Step 4: Get the first $k$ columns¶

Let's get the first two principal components of $X$

In [21]:
two_PCs = (U @ np.diag(S))[:, :2]
In [22]:
pd.DataFrame(two_PCs)
Out[22]:
0 1
0 -26.432217 0.162686
1 17.045285 -2.181451
2 23.245695 -3.538040
3 -5.383546 5.025395
4 -51.085217 -2.586948
... ... ...
95 -18.223108 1.426779
96 -34.641325 -1.101407
97 21.555166 -2.993505
98 18.174109 -1.904436
99 11.801777 -1.609133

100 rows × 2 columns

Using $XV$:

In [23]:
(centered_df @ Vt.T).iloc[:, :2]
Out[23]:
0 1
0 -26.432217 0.162686
1 17.045285 -2.181451
2 23.245695 -3.538040
3 -5.383546 5.025395
4 -51.085217 -2.586948
... ... ...
95 -18.223108 1.426779
96 -34.641325 -1.101407
97 21.555166 -2.993505
98 18.174109 -1.904436
99 11.801777 -1.609133

100 rows × 2 columns

Lower Rank Approximation of $X$¶

Remember we said we can recover $X$ by mutiplying $U$, $\Sigma$, and $V^{\top}$ in the first part of the demo?

In [24]:
pd.DataFrame(U * S @ Vt).head(5)
Out[24]:
0 1 2 3
0 2.97 1.35 24.78 8.64
1 -3.03 -0.65 -15.22 -7.36
2 -4.03 -1.65 -20.22 -11.36
3 3.97 -1.65 3.78 4.64
4 3.97 3.35 48.78 14.64

Compared to the centered $X$:

In [25]:
centered_df.head(5)
Out[25]:
width height area perimeter
0 2.97 1.35 24.78 8.64
1 -3.03 -0.65 -15.22 -7.36
2 -4.03 -1.65 -20.22 -11.36
3 3.97 -1.65 3.78 4.64
4 3.97 3.35 48.78 14.64

In fact, since the matrix is only rank $3$, we can recover $X$ using only the first three columns of $U$, the first three entries of $\Sigma$, and the first three rows of $V^{\top}$.

In [26]:
pd.DataFrame(U[:, 0:3] * S[0:3] @ Vt[0:3, ]).head(5)
Out[26]:
0 1 2 3
0 2.97 1.35 24.78 8.64
1 -3.03 -0.65 -15.22 -7.36
2 -4.03 -1.65 -20.22 -11.36
3 3.97 -1.65 3.78 4.64
4 3.97 3.35 48.78 14.64

This shows the last column of $U$ is redundant. This is also why in some other formulations of SVD, $U$ is $n \times r$ instead of $n \times d$.
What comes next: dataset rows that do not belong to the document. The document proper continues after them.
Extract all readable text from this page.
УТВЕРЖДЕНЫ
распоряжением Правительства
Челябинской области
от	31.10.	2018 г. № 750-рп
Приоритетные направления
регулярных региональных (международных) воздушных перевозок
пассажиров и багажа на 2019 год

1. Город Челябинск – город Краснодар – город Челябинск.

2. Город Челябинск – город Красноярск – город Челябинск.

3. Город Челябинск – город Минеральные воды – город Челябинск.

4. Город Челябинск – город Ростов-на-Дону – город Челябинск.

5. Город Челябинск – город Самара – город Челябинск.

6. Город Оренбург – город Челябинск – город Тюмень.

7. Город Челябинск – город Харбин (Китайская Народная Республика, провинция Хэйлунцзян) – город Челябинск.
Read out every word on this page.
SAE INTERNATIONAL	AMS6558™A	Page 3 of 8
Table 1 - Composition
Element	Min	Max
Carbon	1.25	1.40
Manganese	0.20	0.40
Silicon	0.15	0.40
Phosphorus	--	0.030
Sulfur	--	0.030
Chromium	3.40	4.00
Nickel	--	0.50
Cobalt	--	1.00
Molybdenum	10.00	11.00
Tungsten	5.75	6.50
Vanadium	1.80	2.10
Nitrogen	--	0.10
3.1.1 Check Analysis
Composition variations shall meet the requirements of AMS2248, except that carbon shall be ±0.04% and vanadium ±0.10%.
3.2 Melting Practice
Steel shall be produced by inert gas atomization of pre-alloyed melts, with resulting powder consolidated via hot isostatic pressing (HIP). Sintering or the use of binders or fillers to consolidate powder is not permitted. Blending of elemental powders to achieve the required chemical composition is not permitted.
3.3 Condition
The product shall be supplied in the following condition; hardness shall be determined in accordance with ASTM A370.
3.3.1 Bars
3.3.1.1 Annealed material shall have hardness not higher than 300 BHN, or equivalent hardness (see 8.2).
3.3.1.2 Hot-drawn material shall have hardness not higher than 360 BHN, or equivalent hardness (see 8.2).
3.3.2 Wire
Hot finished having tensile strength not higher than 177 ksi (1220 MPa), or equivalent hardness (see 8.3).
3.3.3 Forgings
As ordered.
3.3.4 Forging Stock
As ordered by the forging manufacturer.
If we use even less columns, we will get a lower rank approximation of $X$.

Below is a rank 2 approximation of $X$. We can see it's pretty close to the centered $X$:

In [27]:
pd.DataFrame(U[:, 0:2] * S[0:2] @ Vt[0:2, ]).head(5)
Out[27]:
0 1 2 3
0 2.715784 1.867508 24.572326 9.166584
1 -3.139405 -0.427284 -15.309375 -7.133378
2 -4.657782 -0.372023 -20.732847 -10.059611
3 3.890259 -1.487671 3.714858 4.805176
4 3.309313 4.694962 48.240272 16.008549

We can even get a rank 1 approximation:

In [28]:
pd.DataFrame(U[:, 0:1] * S[0:1] @ Vt[0:1, ]).head(5)
Out[28]:
0 1 2 3
0 2.607034 1.928383 24.614360 9.070835
1 -1.681193 -1.243552 -15.873008 -5.849490
2 -2.292745 -1.695908 -21.646989 -7.977306
3 0.530984 0.392761 5.013297 1.847490
4 5.038583 3.726962 47.571869 17.531091

This matrix is only rank 1, but it's still fairly close to our original matrix $X$ centered.